Profile photo of Patrick Taylor
Member

Interesting point regarding the various wear qualities of normal leathers and faux leathers. Looks like an educational piece for my envisaged CAWikipedia.

Empowering the consumer with knowledge : )

There is a lot of information out tere but somehow one thinks there is an angle being played:
“Leather outlasts synthetic materials 4 to 1 and will not easily show wear. Leather will not tear and is much more difficult to puncture than first time leather buyers think. All leather and synthetic materials (including fabric) have a tendency to fade if subjected to direct sunlight for long periods of time.”

Profile photo of DavidHughes
Member

Many models of Mercedes Benz cars feature Artico leather upholstery. There is a little star next to the word “leather” and if you find the small print it will tell you that Artico leather is artificial leather.
It is a shame that a) Mercedes Benz does not use real leather in its cars like other premium priced manufacturers and b) they use weasel words to describe the product they are actually selling.

Profile photo of DavidGibbon
Member

I would not have a leather sofa in my house. The idea of sitting on the skin of an animal that was enslaved throughout its lifetime so as to provide body part products for my species revolts me.

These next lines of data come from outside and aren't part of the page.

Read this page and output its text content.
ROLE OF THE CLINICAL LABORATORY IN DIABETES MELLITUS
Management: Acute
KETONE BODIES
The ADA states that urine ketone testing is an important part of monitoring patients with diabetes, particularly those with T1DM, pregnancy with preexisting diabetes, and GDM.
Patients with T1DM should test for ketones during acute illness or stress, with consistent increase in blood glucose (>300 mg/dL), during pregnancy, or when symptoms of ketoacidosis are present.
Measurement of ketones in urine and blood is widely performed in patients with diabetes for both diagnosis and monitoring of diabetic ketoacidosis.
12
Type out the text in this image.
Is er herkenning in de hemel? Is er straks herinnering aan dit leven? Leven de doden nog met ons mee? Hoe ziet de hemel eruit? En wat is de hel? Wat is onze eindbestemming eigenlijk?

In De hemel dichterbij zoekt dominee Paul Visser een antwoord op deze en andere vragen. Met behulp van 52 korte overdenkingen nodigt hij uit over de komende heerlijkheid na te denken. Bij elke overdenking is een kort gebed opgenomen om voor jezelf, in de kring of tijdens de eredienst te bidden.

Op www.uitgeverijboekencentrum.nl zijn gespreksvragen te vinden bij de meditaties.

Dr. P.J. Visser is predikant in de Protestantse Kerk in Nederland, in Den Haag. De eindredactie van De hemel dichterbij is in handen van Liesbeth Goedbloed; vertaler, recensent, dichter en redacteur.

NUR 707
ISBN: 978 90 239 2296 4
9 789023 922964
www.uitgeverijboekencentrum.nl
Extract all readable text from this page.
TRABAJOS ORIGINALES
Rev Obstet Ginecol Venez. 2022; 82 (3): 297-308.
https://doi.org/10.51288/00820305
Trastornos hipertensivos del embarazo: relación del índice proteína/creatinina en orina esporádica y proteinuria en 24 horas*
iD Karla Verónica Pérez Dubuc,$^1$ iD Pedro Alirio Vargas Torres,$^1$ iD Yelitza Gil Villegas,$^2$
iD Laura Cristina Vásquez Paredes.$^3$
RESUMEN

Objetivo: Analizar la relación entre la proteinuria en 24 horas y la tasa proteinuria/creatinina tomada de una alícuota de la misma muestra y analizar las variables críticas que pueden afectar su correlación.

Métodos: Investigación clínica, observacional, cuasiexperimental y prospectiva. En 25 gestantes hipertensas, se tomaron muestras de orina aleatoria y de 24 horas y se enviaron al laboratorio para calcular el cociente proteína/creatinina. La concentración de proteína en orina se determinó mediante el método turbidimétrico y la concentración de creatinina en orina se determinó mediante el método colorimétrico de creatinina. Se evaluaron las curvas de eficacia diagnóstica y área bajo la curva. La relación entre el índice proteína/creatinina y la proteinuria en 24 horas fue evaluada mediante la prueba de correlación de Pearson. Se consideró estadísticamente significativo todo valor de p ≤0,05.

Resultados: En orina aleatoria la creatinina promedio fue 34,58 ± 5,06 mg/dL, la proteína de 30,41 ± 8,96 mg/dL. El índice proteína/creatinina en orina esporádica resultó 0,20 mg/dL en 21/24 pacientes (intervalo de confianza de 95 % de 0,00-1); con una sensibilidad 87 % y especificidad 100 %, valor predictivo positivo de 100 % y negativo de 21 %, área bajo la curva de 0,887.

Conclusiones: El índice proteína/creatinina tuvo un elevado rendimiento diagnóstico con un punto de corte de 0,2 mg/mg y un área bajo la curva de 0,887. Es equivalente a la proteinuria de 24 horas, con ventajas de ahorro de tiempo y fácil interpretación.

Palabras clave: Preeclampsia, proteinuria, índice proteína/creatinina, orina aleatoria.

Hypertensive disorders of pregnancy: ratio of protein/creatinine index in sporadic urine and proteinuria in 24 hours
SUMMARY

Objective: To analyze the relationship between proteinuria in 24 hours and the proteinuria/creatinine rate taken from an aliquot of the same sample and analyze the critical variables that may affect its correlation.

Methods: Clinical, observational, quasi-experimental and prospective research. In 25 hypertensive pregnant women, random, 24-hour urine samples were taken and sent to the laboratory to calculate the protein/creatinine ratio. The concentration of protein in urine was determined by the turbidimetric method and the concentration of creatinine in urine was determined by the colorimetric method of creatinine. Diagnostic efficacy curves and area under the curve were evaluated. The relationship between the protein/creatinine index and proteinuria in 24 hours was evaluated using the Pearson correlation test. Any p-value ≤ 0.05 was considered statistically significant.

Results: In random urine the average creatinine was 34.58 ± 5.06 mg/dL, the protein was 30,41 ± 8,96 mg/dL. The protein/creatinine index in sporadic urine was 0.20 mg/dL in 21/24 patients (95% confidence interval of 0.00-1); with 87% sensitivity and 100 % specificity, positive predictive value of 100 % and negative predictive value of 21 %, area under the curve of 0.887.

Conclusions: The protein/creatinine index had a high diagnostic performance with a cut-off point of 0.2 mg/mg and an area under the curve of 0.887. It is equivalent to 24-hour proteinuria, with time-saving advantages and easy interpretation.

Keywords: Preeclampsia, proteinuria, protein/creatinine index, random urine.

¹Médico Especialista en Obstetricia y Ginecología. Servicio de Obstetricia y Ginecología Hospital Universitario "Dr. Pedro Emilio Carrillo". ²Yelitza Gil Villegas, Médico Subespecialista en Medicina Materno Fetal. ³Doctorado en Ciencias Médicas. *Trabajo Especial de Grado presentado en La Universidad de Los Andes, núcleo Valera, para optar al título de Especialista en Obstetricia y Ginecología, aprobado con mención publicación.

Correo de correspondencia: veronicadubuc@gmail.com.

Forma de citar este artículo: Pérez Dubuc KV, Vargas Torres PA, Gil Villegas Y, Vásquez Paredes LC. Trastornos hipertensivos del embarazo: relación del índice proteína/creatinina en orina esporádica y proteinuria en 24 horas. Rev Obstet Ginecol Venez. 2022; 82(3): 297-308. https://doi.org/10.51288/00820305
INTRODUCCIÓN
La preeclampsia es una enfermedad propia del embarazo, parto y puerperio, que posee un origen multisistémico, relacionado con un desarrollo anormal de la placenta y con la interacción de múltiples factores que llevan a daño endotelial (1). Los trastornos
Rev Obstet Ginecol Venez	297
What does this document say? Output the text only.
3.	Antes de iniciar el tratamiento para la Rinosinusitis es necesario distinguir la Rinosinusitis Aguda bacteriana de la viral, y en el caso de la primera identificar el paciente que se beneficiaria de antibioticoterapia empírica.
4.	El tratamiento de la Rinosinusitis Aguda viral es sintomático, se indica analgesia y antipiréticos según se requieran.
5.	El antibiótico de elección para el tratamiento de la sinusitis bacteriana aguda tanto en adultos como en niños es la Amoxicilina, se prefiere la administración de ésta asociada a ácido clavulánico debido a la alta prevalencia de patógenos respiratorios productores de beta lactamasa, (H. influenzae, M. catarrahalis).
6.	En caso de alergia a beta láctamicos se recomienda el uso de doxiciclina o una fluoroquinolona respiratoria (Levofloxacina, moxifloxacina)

Leather comes from a disgusting and cruel industry.

Profile photo of ChrisJopp
Member

We bought an Ektorp 2 and 3 seater brown leather suite from IKEA several years ago, after about 3 years the cushions started to disintegrate down the sides. We complained to IKEA and after a lot of hassle they had an independent furniture advisor come round and he said that the sides of the cushions and backs of the settees were all vinyl! We were horrified! IKEA finally paid for 3 of the worst effected cushions to be recovered down the sides. However, now a few more years further on the backs and the sides of the the settees and the remaining cushions are peeling off! We will definitely be contacting IKEA for a refund and will not buy another suite from them.

Profile photo of ChrisJopp
Member

Meant to say the cushion fronts and the arms of the suit are leather its the sides and backs that aren’t but the fact they are literally shredding is disappointing and upsetting.

Profile photo of Patrick Steen
Member
Profile photo of ChrisJopp
Member

Been trying to find the paperwork from the purchase and when the upholstery advisor came round and we seem to have mislaid them! Not sure if we can claim as its quite awhile since we bought them (probably around 10 years).